We utilize an in vivo, murine model system of liver metastasis, which is the major metastatic target site for a variety of human cancers such as colon, pancreatic, gastric or ovarian cancers. This model enables us to study early events in metastatic initiation and outgrowth which cannot be analyzed in patients. In this experimental setting all metastases are initiated by identical oncogenic precursor cells; therefore differences in successful metastatic progression are due to specific interactions between tumor and local host cells. In vivo selection by the microenvironment in the target organ will favor certain combinations of tumor and host cell features which are able to support metastatic colonization to varying extent.

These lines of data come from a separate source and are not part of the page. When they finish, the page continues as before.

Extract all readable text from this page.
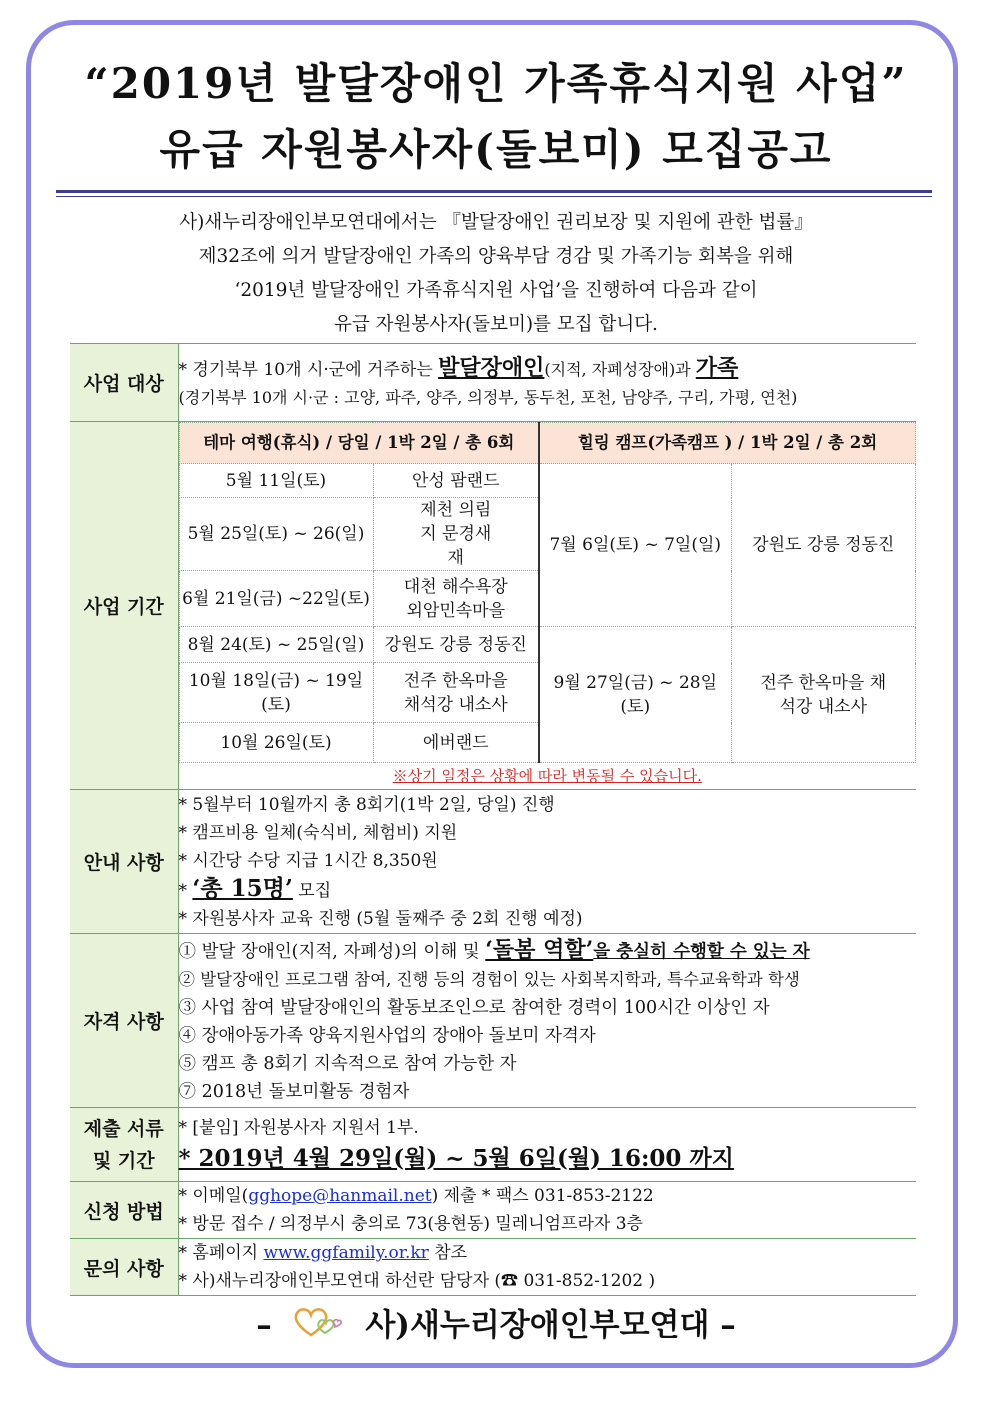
“2019년 발달장애인 가족휴식지원 사업”
유급 자원봉사자(돌보미) 모집공고
사)새누리장애인부모연대에서는 『발달장애인 권리보장 및 지원에 관한 법률』
제32조에 의거 발달장애인 가족의 양육부담 경감 및 가족기능 회복을 위해
‘2019년 발달장애인 가족휴식지원 사업’을 진행하여 다음과 같이
유급 자원봉사자(돌보미)를 모집 합니다.
사업 대상	
* 경기북부 10개 시·군에 거주하는 발달장애인(지적, 자폐성장애)과 가족
(경기북부 10개 시·군 : 고양, 파주, 양주, 의정부, 동두천, 포천, 남양주, 구리, 가평, 연천)

사업 기간	
테마 여행(휴식) / 당일 / 1박 2일 / 총 6회	힐링 캠프(가족캠프 ) / 1박 2일 / 총 2회
5월 11일(토)	안성 팜랜드	7월 6일(토) ~ 7일(일)	강원도 강릉 정동진
5월 25일(토) ~ 26(일)	제천 의림지 문경새재
6월 21일(금) ~22일(토)	대천 해수욕장 외암민속마을
8월 24(토) ~ 25일(일)	강원도 강릉 정동진	9월 27일(금) ~ 28일(토)	전주 한옥마을 채석강 내소사
10월 18일(금) ~ 19일(토)	전주 한옥마을 채석강 내소사
10월 26일(토)	에버랜드

※상기 일정은 상황에 따라 변동될 수 있습니다.

안내 사항	
* 5월부터 10월까지 총 8회기(1박 2일, 당일) 진행
* 캠프비용 일체(숙식비, 체험비) 지원
* 시간당 수당 지급 1시간 8,350원
* ‘총 15명’ 모집
* 자원봉사자 교육 진행 (5월 둘째주 중 2회 진행 예정)

자격 사항	
① 발달 장애인(지적, 자폐성)의 이해 및 ‘돌봄 역할’을 충실히 수행할 수 있는 자
② 발달장애인 프로그램 참여, 진행 등의 경험이 있는 사회복지학과, 특수교육학과 학생
③ 사업 참여 발달장애인의 활동보조인으로 참여한 경력이 100시간 이상인 자
④ 장애아동가족 양육지원사업의 장애아 돌보미 자격자
⑤ 캠프 총 8회기 지속적으로 참여 가능한 자
⑦ 2018년 돌보미활동 경험자

제출 서류
및 기간

* [붙임] 자원봉사자 지원서 1부.
* 2019년 4월 29일(월) ~ 5월 6일(월) 16:00 까지

신청 방법	
* 이메일(gghope@hanmail.net) 제출 * 팩스 031-853-2122
* 방문 접수 / 의정부시 충의로 73(용현동) 밀레니엄프라자 3층

문의 사항	
* 홈페이지 www.ggfamily.or.kr 참조
* 사)새누리장애인부모연대 하선란 담당자 (☎ 031-852-1202 )
–	사)새누리장애인부모연대 –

Together with the bioinformatics group of Felix Naef, we have developed a novel method to simultaneously analyze the changes which occur in the human tumor cells as well as the surrounding murine stroma. This approach relies on transcriptional profiling of chimeric tissues and allows us to analyze tissue-specific responses. Measuring gene expression levels of the tumor (human) and immediately adjacent stroma (mouse) without physically separating mouse and human cells avoids any degradation or expression changes which could occur during standard isolation procedures. This allows us to identify essential, reciprocal interactions at the tumor/host interface during metastatic colonization which will provide new possibilities of therapy.